Klara Scheuren war von 2018 bis 2020 wissenschaftliche Volontärin und anschließend wissenschaftliche Mitarbeiterin am Museum Kunst der Westküste auf Föhr.


[1] Vgl. Maibaum, Katrin: Jozef Israëls und Max Liebermann – Eine Künstlerfreundschaft, in: Ausst. Kat. Meisterwerke, hrsg. von Ulrike Wolff-Thomsen, Wienand-Verlag, Köln 2019, S. 259.

[2] Vgl. Hansen, Dorothee: Max Liebermann. Vom Freizeitvergnügen zum modernen Sport. Eine Einführung, in: Ausst. Kat. Max Liebermann. Vom Freizeitvergnügen zum modernen Sport, hrsg. von Dorothee Hansen und Martin Faass, Hirmer-Verlag, München 2016, S. 13.

[3] Hansen, Dorothee: Lawn-Tennis. Ein neuer Sport als modernes Pleinairmotiv, in: Ausst. Kat. Max Liebermann. Vom Freizeitvergnügen zum modernen Sport, hrsg. von Dorothee Hansen und Martin Faass, Hirmer-Verlag, München 2016, S. 100.

[4] Heute Kunstmuseum Den Haag.

[5] Vgl. Hansen, Dorothee: Lawn-Tennis. Ein neuer Sport als modernes Pleinairmotiv, in: Ausst. Kat. Max Liebermann. Vom Freizeitvergnügen zum modernen Sport, hrsg. von Dorothee Hansen und Martin Faass, Hirmer-Verlag, München 2016, S. 100.

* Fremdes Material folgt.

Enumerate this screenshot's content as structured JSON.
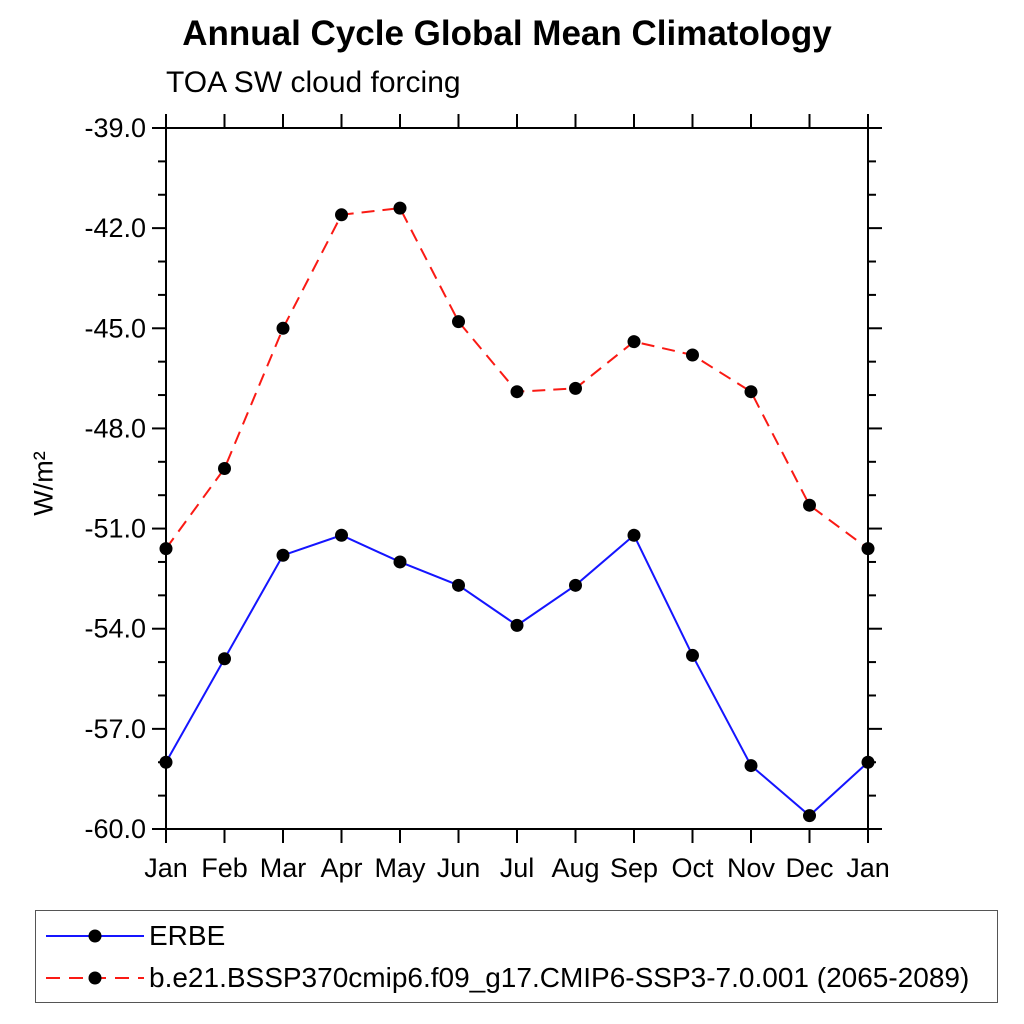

[6] Vgl. Hansen, Dorothee: Max Liebermann. Vom Freizeitvergnügen zum modernen Sport. Eine Einführung, in: Ausst. Kat. Max Liebermann. Vom Freizeitvergnügen zum modernen Sport, hrsg. von Dorothee Hansen und Martin Faass, Hirmer-Verlag, München 2016, S. 13.

[7] Vgl. ebd., S. 14.

[8] Vgl. Hansen, Dorothee: Lawn-Tennis. Ein neuer Sport als modernes Pleinairmotiv, in: Ausst. Kat. Max Liebermann. Vom Freizeitvergnügen zum modernen Sport, hrsg. von Dorothee Hansen und Martin Faass, Hirmer-Verlag, München 2016, S. 93.